Al Turco Julián se le congeló el gesto en la cara y soltó la puerta que
mantenía entreabierta. Azorado, bajó la mirada y encontró el agujero espumoso,
humeante, a la mitad de su propio pecho. Quiso darse vuelta para ver quién
había sido, pero no tuvo tiempo. Se le doblaron las piernas y se fue al piso,
aunque vivió aún unos segundos más, los suficientes como para tomar consciencia
de que se estaba muriendo. Nadie le había prestado atención a Isabel, que había
pasado entre los soldados con el fusil de su hijo y acercado lo suficiente como
para no errar el tiro. Y eso fue todo.
-
Déjenla. Quizás hizo justicia - Dijo Verón, cuando los soldados corrieron a
detenerla. Le quitaron el arma, el mismo que había dejado Camilo para atender a
su perro y la dejaron sola. El Coronel sonrió, ahora sí, satisfecho. La
victoria era sólo suya, ya no tendría que compartirla con el eficiente y
peligroso Julián.
A
las cinco de la tarde, los últimos soldados abandonaron los restos de la
escuelita rural.
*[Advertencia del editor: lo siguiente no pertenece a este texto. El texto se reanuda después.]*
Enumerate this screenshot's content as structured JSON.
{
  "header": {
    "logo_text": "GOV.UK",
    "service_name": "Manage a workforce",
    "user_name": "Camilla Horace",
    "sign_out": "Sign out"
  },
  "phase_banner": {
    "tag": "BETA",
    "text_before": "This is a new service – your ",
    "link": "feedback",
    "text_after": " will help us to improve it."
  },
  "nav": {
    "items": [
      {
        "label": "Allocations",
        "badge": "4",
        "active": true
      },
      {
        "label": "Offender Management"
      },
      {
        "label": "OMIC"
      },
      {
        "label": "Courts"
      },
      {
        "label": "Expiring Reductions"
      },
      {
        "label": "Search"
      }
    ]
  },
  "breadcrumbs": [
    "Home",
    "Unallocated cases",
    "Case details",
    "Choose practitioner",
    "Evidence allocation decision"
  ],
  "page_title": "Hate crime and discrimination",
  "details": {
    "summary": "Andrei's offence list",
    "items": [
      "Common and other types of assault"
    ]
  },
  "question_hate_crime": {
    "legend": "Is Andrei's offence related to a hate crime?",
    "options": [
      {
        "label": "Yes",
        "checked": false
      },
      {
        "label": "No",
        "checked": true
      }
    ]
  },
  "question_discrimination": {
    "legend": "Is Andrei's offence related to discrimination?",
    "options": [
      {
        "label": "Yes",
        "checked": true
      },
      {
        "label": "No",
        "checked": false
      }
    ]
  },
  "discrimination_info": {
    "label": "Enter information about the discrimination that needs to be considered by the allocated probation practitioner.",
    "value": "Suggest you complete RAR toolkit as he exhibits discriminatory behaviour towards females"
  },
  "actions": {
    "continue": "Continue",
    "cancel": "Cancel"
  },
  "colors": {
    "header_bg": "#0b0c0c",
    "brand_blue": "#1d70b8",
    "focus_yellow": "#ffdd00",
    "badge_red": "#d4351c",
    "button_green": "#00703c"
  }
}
Bajo los árboles, los cuerpos de los Descalzos yacían
cubiertos por el polvo de su triste derrota. Junto a ellos, Isabel, Epaminondas
y Efraín Fernández, mudos de espanto, lloraban en silencio, cuando un nuevo
estruendo los sobresaltó:
- ¡Viva
Camilo! - Lanzó una voz muy conocida, desde el camino.
Era
un tropel de gente, corriendo y gritando cosas. El Doctor se levantó a ver qué
ocurría y Fernández lo siguió. Sólo Isabel permaneció inmóvil, velando con la
mirada el rostro de su hijo.
-
¡Ya estamos acá! - Exclamó Pericles, guiando al ejército del loco Lechín para
salvar la escuela. Entraron por todas partes, armados de palos, machetes y
hasta de alguna pistola robada por ahí. Eran cientos, pero llegaban tarde.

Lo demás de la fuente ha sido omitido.